I have attached the excel file for the data and the code itself. Many thanks if this problem can be fixed, I have been stuck for weeks now!

Answers (1)

Arthur Goldsipe
Arthur Goldsipe on 14 Aug 2018
I see that you mentioned SimBiology in a comment on the previous answer. I'm a developer on that product, so I wanted to share that it is designed specifically for this sort of problem. You can build the model graphically or programmatically with building blocks like reactions that more closely map to the underlying biology. (Not to mention the fact that this can save you a lot of bookkeeping.) You can also give variables more meaningful names, instead of having to figure out what y(6)/c(38) means.

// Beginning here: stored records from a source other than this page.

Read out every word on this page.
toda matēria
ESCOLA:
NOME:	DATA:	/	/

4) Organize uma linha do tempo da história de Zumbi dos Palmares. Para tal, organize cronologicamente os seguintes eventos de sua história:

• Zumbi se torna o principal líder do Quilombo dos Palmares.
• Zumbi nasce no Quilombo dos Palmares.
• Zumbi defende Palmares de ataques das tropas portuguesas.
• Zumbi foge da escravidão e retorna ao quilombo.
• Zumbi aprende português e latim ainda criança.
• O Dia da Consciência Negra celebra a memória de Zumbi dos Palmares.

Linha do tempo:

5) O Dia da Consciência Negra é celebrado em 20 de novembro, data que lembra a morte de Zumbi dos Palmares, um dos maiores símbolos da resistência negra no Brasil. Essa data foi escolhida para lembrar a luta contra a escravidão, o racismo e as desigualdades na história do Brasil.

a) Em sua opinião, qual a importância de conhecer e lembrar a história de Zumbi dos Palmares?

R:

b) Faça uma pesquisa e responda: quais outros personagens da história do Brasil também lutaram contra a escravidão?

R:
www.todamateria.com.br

There are also a lot of performance benefits. The way we do the ODE simulations in SimBiology is also typically quite a bit faster than doing the simulations in core MATLAB yourself. My rule of thumb is that we usually give at least a 20X speedup.
I personally have also spent a lot of time trying to make it easier and faster to do "large" fitting problems exactly like this. When using gradient-based optimization methods like lsqnonlin, we can often provide more accurate estimates of gradients than the default. This can help with the convergence of the algorithm. I have also worked on a couple of global optimization methods that make it easier to scan a large parameter space. Most recently, I implemented an enhanced scatter search algorithm that combines both global and local optimization techniques.
If this sounds interesting to you, I can take a look to see how much work I think it would be to convert your problem over to SimBiology.
george on 16 Aug 2018
Thank you for following up!
I will try the suggestion above and directly enter my system of ode into SimBiology using rate rules. I have attached an image of the reaction rates for extracellular concentration in an older comment called "Sample Reaction eqns." Let me know if you need that PDF from an earlier comment.
Thanks again. I will try that rate rule method.